I have no personal experience with this brand, but have found synthetics in general to be either really nice or really not. I have a Wintec Aussie that I used when I was breaking babies and it held up great (in fact, its still out in the tack room looking barely used). I have heard good and bad things about Abettas, so not sure if that is a model thing or just dumb luck. Have you searched for online reviews about Kimberly saddles?

I know you said you are used to riding western.. but I still shudder at the idea of a horn on my endurance saddle as I think I would be harpooning myself on it while trying to duck trees (or being hung up on it when I slither out of the saddle like a wet noodle at a 90 mile hold :shock. I guess you get used to avoiding it, but personally I would look at a model without a horn. As you already said, they poleys are there to give you some extra stick in the saddle for those excited pony moments.


----------



## TheOtherHorse (Aug 5, 2012)

Call Down Under first and ask them about fit for your horse's shape. They told me the endurance aussies they make won't work well for my high withered horse. Also, the endurance versions they make have foam panels, and I much prefer wool flocking ("serge" panels in aussie saddles). I ended up getting their Master Campdraft Deluxe, which I really like, but it is not synthetic.


----------



## Kato (Apr 20, 2011)

I have a Wintec synthetic aussie and it serves me well. It is a bit heavier than an endurance saddle but it is still light weight and has held up fantastic through the years. I like that it does not have a horn and some Dawn dish soap and the hose clean it just fine!


----------



## Brighteyes (Mar 8, 2009)

A friend of mine uses an Wintec aussie for CTRs. She rides about 35 miles a weekend. Her horse is never sore and the saddle seems to fit well. She loves her saddle. She wore out one (the flap got a hole rubbed in it) and she just bought another one. 

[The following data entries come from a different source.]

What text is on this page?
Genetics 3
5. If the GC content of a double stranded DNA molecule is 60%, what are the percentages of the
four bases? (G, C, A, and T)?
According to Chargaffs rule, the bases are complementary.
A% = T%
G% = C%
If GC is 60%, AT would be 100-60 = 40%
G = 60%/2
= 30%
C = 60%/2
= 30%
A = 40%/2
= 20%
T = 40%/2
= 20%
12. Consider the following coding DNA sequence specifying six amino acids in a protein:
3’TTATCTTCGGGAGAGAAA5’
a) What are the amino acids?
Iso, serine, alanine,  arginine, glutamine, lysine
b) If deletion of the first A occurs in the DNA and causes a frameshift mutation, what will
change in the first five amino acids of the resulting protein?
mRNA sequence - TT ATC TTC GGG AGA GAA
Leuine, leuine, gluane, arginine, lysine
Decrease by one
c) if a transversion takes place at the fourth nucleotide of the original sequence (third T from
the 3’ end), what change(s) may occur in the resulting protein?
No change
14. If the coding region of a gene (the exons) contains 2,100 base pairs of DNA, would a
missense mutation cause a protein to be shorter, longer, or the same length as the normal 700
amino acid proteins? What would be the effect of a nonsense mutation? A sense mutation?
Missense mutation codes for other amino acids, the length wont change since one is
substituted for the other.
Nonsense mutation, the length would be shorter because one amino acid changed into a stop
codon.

I find them sort of heavy for an endurance saddle, but whatever works!


----------



## 2SCHorses (Jun 18, 2011)

I have a Barefoot Cheyenne Endurance saddle which is synthetic. I love it! It is tough and easy to clean, and darn comfy. Since my mare is short backed and round, the treeless was the way to go, but it was too expensive to buy a leather one. The synthetic was less expensive, but I am actually glad I got it, especially since I ride in the rain now and then!


----------



## borntofly (Jan 7, 2013)

I have a Wintec Aussie and it is the most comfortable saddle I have sat my rump in! I also appreciate the simplicity of the saddle's maintenance.


----------



## Chevaux (Jun 27, 2012)

I have a synthetic Kimberly hornless endurance saddle. Unfortunately, because I'm getting over an injury, I have not been able to give it a proper endurance test. Otherwise, I really like it - it fits the horse I got it for very well (medium with regard to width of back and height of whithers) and I find it quite comfortable. I think I'm probably going to get another one this year for my "wideglides" because the saddle is light (about 13 lbs) and even though my shoulder has improved I still won't be able to lift my heavy saddles for the foreseeable future.

Some pros are light weight, easy to maintain and good price. A con might be that because it is synthetic is won`t last as long as a leather one (I`ve not had mine that long so can`t say for sure how long it would last).


----------



## Saddlebag (Jan 17, 2011)

I have a western altho hornless endurance leather and cordura saddle. Thought it would fit my horse and it doesn't.


----------



## phantomhorse13 (Feb 18, 2011)

It's not an Aussie, but we have a Big Horn endurance/trail saddle for sale. It's part leather and part synthetic.


----------



## Drifting (Oct 26, 2011)

*Makes grabby hands at Phantom's big horn* I Pmed you.


----------



## jillybean19 (Dec 23, 2011)

Phantomhorse, I'm trying to get ahold of you  Please PM me


----------